The World„Antarktis-Reise: Eisbergfriedhöfe und Pinguin-Schwimmer“
Am Tag nach Weihnachten befanden wir uns wieder in der Gerlache-Straße, wo wir vor der Cuverville-Insel vor Anker gingen. Eines der Mitglieder des Expeditionsteams hatte vor einigen Jahren drei Sommer lang hier verbracht, um für ihre Doktorarbeit Forschungen über Pinguine durchzuführen. Wir hatten hier bereits 2010 Halt gemacht, und meine schönste Erinnerung daran ist die Rutschpartie den eisigen Hügel hinunter.
Heute waren wir mit dem Geologen im Zodiac unterwegs und unternahmen eine 30-minütige Tour zu den Eisbergen, die faszinierend war. Er bezeichnete dieses Gebiet als den „Friedhof der Eisberge“. Sie sammeln sich in dieser Bucht an, aus der es keinen Ausweg gibt. Eines der ersten Dinge, die wir sahen, war ein großer Eisberg, der gerade anfing zu „rollen“ – was durch Wind und Wasserbewegung geschieht. Die linke Seite senkte sich für einige Sekunden langsam ab und richtete sich dann wieder auf. Wären wir näher dran gewesen, wäre das ziemlich beängstigend gewesen.
Während wir weiterfuhren, erzählte er uns von den Linien auf dem Eis, die darauf hindeuten, dass dieser Teil im Wasser gelegen hatte, und von den „Muschel“- und „Wellen“-Mustern auf der Oberfläche, die entstanden waren, als das Eis unter Wasser war. Ein großer Teil (manchmal bis zu 90 %) der Eisberge liegt unter Wasser.
Als wir heute am Strand abgesetzt wurden, lautete die Anweisung, nicht nach links zu gehen. Dort wurden viele der Forschungsarbeiten durchgeführt, und die Wissenschaftler versuchen nun, die Auswirkungen des menschlichen Einflusses auf die Pinguine zu ermitteln. Daher werden die Kolonien auf der linken Seite von den Besuchern ferngehalten, während sich die auf der rechten Seite offenbar sehr wohl dabei fühlen, wenn Menschen um sie herumlaufen.

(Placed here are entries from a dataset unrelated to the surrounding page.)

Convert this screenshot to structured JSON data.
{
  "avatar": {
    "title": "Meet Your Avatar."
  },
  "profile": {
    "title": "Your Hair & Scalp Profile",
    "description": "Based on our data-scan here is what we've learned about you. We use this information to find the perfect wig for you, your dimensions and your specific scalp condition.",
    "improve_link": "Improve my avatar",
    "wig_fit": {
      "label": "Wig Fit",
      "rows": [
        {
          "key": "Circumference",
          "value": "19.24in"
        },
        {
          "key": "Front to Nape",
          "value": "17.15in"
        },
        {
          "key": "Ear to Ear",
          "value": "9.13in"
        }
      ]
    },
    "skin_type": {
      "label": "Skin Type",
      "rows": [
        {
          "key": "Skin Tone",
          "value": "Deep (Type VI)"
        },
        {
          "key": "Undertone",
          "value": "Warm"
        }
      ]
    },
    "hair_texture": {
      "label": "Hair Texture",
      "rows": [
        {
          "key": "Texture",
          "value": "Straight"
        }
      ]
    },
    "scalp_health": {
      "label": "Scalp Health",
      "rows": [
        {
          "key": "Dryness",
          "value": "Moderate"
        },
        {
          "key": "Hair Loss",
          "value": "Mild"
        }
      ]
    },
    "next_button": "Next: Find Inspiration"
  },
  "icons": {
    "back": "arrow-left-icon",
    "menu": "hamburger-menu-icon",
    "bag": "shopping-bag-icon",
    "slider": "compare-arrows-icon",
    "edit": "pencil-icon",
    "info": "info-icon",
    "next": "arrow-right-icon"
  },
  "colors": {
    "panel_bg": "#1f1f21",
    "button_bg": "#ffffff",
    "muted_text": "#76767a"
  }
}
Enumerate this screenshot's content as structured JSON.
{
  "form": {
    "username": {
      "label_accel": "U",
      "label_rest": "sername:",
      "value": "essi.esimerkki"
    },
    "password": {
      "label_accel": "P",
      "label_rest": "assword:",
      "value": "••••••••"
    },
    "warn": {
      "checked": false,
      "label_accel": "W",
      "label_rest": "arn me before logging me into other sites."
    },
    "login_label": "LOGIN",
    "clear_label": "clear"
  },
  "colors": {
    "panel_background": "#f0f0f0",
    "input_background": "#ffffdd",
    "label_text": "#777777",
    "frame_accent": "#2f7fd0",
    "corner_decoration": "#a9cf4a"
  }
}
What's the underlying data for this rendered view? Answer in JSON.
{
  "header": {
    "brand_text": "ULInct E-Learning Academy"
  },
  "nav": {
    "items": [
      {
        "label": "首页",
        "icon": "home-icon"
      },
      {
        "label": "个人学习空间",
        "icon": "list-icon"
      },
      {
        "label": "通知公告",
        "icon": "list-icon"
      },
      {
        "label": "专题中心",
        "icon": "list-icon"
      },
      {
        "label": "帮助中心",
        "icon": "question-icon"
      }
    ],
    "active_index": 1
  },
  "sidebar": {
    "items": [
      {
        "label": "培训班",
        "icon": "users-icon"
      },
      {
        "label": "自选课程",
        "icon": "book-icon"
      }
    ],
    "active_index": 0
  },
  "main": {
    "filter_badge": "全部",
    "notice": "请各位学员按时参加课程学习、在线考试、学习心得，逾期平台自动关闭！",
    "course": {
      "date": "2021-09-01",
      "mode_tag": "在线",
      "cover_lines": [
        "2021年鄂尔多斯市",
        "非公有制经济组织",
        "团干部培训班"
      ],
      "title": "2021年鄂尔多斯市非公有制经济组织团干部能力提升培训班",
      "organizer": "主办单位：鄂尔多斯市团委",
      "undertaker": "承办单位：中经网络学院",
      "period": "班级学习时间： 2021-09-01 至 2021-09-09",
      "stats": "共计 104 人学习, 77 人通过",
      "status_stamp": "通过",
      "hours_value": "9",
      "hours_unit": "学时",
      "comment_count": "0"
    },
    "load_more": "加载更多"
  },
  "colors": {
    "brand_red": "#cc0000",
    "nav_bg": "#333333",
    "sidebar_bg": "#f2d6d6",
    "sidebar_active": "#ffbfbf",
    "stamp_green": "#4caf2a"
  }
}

Der Expeditionskameramann, der die Pinguine filmt

Zurück zum Schiff für die Begrüßungs-Heiße Schokolade und anschließend Mittagessen bei Fredy’s. Danach machte ich meinen täglichen Spaziergang allein.
Am Nachmittag stand eine weitere Zodiac-Tour auf dem Programm, also machten wir uns mit dem Sicherheitsmitarbeiter auf den Weg. Der Himmel verdunkelte sich, aber wir wurden mit dem Anblick von Pinguin-„Flotten“ belohnt – das sind Gruppen, in denen die Pinguine gemeinsam auf Nahrungssuche schwimmen.

Der Strudel im Wasser entsteht durch die „raftenden“ Pinguine
Etwas weiter sah jemand eine Gruppe von Robben, die auf ein paar „Eisbrocken“ lagen.
Das sind die recht häufig vorkommenden „Krabbenfresser“.
Auf dem Rückweg zum Schiff hatten wir einen tollen Blick darauf, wie es hinter einem riesigen Eisberg hervorschaute.